Nice guys might finish last, but what about nice girls?
Being nice to others in baboon populations may mean a longer, healthier life for females according to a study by the University of Pennsylvania and Arizona State University.
Unless there is an obvious cost or benefit for the animal, it can be difficult for humans to understand their behavior. We often try to anthropomophize animals to get inside their heads, assuming they they think and feel the way we do. But the fact is, most of them don’t.
The baboon study is an exception. Researchers including primatologists Dorothy Cheney and Joan Silk and psychologist Robert Seyfarth used different behaviors such as being alone, grunting at other females (a kind of baboon greeting), and approaching and touching other females to measure how “nice” they are.

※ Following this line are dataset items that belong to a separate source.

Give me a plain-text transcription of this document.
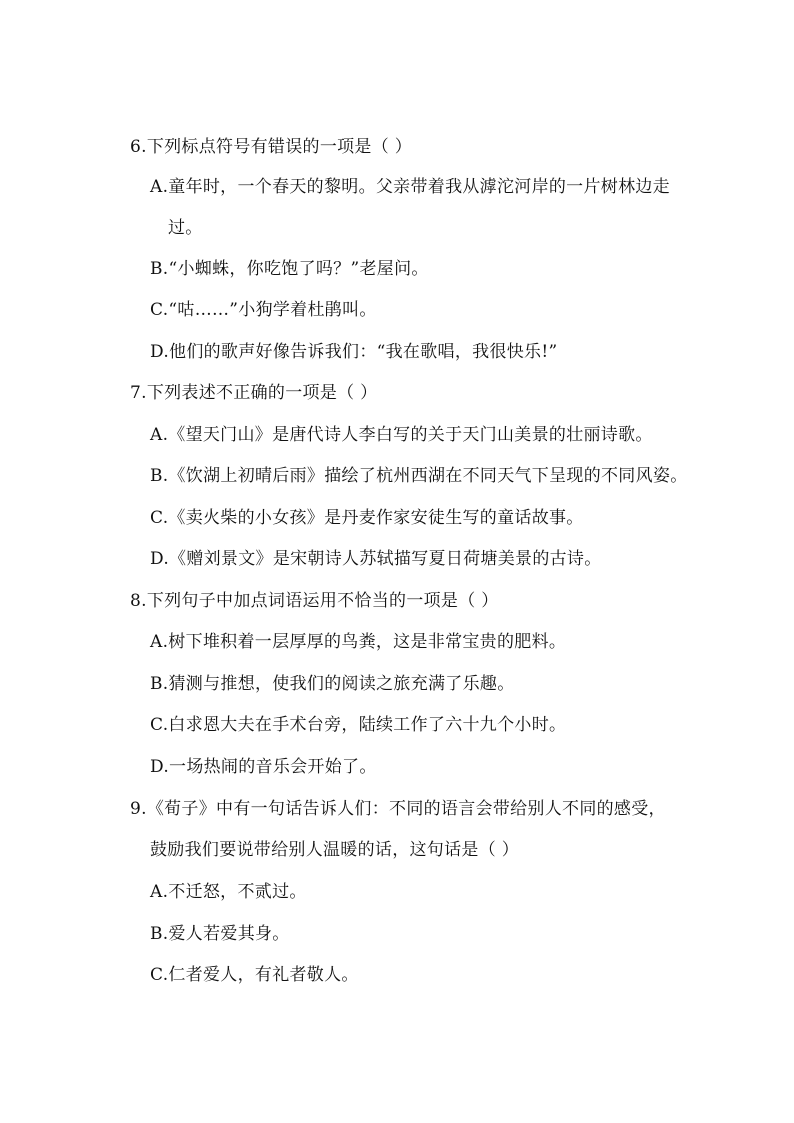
6.下列标点符号有错误的一项是（ ）
A.童年时，一个春天的黎明。父亲带着我从滹沱河岸的一片树林边走
过。
B.“小蜘蛛，你吃饱了吗？”老屋问。
C.“咕……”小狗学着杜鹃叫。
D.他们的歌声好像告诉我们：“我在歌唱，我很快乐!”
7.下列表述不正确的一项是（ ）
A.《望天门山》是唐代诗人李白写的关于天门山美景的壮丽诗歌。
B.《饮湖上初晴后雨》描绘了杭州西湖在不同天气下呈现的不同风姿。
C.《卖火柴的小女孩》是丹麦作家安徒生写的童话故事。
D.《赠刘景文》是宋朝诗人苏轼描写夏日荷塘美景的古诗。
8.下列句子中加点词语运用不恰当的一项是（ ）
A.树下堆积着一层厚厚的鸟粪，这是非常宝贵的肥料。
B.猜测与推想，使我们的阅读之旅充满了乐趣。
C.白求恩大夫在手术台旁，陆续工作了六十九个小时。
D.一场热闹的音乐会开始了。
9.《荀子》中有一句话告诉人们：不同的语言会带给别人不同的感受，
鼓励我们要说带给别人温暖的话，这句话是（ ）
A.不迁怒，不贰过。
B.爱人若爱其身。
C.仁者爱人，有礼者敬人。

If you look at a group of female baboons like a high-society circle with a hierarchy, certain behaviors would make sense, such as a female lower down the ranks ingratiating herself to the higher-ups by grunting, grooming, and basically being a kiss-up. But researchers found a different, more interesting pattern. Certain females, regardless of rank in the hierarchy, would grunt at females lower down the ladder with no offspring, and therefore, no real benefit. But it turns out those females were better off; they were approached more often by other baboons, their relationships with others were more stable, and they had less of the stress hormone glucocorticoid. On the flip side, females that were aggressive or “loners” had extremely high levels of the stress hormone.
It’s also worth mentioning that this is not the case with male baboons. Playing nice has nothing to do with fitness or survival; it’s the alpha males that typically live the longest. I guess the term “gentler sex” is pan-species.